Nonetheless, the besieged city of Tlemcen refused to fall. The death of the Abdalwadid sultan Othman in 1303 prompted the city to contemplate capitulation, but his successor Abu Zayyan I rallied the resistance and ensured it continued to hold out.

With an eye to relieving the siege, Abdalwadid agents persuaded the new Nasrid sultan Muhammad III of Granadato transport a Marinid pretender, a certain Uthman ibn Abi al-Ula, to Ceuta in 1306. Uthman landed with Granadan help and immediately proclaimed himself ruler of Morocco. But the Marinid emir Abu Yaqub, sensing his siege was finally having an effect, and Tlemcen was on the verge of falling, decided to ignore the threat in his rear and press on with the siege. Unchallenged, Uthman's partisans added the neighboring towns of Asilah, Larache and much of the Ghomara region to his cause.

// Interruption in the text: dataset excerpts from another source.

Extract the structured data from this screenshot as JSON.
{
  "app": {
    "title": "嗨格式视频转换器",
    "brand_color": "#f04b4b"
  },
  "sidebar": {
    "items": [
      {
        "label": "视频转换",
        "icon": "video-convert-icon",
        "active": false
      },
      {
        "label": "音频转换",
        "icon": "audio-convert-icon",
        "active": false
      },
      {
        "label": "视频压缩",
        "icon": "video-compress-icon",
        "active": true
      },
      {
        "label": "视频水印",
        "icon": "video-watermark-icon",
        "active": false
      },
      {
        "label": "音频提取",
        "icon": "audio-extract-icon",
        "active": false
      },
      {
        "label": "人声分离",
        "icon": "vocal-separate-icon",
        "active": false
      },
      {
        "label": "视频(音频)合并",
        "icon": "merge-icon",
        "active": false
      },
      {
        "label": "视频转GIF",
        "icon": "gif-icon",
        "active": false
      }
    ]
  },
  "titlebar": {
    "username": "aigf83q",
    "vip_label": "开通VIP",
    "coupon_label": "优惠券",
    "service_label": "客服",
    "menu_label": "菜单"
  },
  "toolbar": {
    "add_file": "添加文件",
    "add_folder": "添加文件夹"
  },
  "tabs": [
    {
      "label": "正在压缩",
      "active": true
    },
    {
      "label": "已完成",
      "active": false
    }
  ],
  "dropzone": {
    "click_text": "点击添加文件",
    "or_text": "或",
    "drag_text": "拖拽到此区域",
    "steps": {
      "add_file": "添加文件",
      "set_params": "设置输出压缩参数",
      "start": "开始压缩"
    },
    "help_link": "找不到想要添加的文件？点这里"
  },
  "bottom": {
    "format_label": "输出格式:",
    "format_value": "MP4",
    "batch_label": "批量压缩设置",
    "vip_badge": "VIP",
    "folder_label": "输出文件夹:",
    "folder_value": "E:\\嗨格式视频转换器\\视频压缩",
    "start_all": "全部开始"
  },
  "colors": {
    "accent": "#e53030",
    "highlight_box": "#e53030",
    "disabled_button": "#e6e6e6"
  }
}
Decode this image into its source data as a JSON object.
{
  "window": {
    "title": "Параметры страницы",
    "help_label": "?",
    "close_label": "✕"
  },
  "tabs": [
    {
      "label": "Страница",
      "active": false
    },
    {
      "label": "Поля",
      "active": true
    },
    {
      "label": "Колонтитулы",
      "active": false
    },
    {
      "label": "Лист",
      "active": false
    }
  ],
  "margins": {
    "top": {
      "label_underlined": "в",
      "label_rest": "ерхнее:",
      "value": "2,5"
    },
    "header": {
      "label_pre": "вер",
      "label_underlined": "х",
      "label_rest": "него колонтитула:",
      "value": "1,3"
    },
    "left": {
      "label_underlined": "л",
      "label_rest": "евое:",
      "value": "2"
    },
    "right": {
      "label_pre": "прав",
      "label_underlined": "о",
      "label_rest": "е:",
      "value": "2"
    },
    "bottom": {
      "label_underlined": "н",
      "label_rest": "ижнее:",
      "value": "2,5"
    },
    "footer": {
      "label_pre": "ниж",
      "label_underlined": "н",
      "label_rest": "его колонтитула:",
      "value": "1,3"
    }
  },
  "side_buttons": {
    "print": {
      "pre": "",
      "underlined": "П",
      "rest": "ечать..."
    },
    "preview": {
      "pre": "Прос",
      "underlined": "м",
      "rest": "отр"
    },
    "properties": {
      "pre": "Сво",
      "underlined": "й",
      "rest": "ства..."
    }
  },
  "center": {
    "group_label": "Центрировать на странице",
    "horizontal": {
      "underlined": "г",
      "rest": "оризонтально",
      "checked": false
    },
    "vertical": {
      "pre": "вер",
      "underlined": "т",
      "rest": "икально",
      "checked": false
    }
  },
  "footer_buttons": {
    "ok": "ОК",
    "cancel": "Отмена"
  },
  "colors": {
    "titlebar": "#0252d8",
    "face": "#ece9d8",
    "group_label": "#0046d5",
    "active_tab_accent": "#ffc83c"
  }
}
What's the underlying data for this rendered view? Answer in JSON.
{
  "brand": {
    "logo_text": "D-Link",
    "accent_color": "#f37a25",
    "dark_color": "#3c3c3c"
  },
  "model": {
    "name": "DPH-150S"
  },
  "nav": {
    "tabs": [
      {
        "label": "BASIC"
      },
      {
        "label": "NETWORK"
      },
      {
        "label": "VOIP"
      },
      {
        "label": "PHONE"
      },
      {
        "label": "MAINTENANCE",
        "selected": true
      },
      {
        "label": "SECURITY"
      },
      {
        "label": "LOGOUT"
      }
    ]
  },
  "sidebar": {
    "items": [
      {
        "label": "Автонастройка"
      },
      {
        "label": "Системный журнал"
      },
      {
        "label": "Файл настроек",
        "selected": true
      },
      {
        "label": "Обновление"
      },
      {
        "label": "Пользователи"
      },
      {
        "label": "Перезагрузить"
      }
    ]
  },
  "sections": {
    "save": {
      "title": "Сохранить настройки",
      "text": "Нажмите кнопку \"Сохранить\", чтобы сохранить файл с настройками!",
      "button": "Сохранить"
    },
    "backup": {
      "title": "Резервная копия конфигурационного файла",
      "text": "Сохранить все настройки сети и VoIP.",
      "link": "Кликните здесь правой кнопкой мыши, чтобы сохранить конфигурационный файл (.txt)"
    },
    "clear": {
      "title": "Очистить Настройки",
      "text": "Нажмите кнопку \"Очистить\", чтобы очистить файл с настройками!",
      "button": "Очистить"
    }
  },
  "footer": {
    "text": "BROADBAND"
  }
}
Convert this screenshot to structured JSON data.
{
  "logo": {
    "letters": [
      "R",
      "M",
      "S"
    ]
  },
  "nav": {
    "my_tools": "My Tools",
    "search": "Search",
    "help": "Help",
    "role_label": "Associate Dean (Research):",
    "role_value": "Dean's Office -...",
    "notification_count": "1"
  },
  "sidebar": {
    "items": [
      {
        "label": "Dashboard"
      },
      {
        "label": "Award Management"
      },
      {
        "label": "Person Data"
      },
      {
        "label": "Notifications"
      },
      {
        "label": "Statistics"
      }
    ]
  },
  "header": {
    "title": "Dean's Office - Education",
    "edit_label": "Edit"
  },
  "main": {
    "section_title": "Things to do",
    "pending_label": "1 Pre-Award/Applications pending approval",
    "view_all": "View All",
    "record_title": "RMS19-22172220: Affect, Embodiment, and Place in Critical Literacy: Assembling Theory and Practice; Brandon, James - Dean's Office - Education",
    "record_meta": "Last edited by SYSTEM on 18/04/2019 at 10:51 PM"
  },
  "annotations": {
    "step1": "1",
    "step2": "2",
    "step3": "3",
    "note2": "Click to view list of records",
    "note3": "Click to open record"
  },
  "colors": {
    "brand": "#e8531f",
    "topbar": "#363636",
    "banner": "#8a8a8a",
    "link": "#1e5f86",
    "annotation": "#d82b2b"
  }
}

In May 1307, the Marinid sultan Abu Yaqub Yusuf was assassinated in the Tlemcen siege camp by a eunuch over an obscure harem affair. He was succeeded by his son, Abu Thabit Amir as Marinid sultan of Morocco, who opted to abandon the siege of Tlemcen and to confront Uthman in Ceuta. Abu Yaqub's twelve years of war against Tlemcen had ended with nothing to show for his efforts.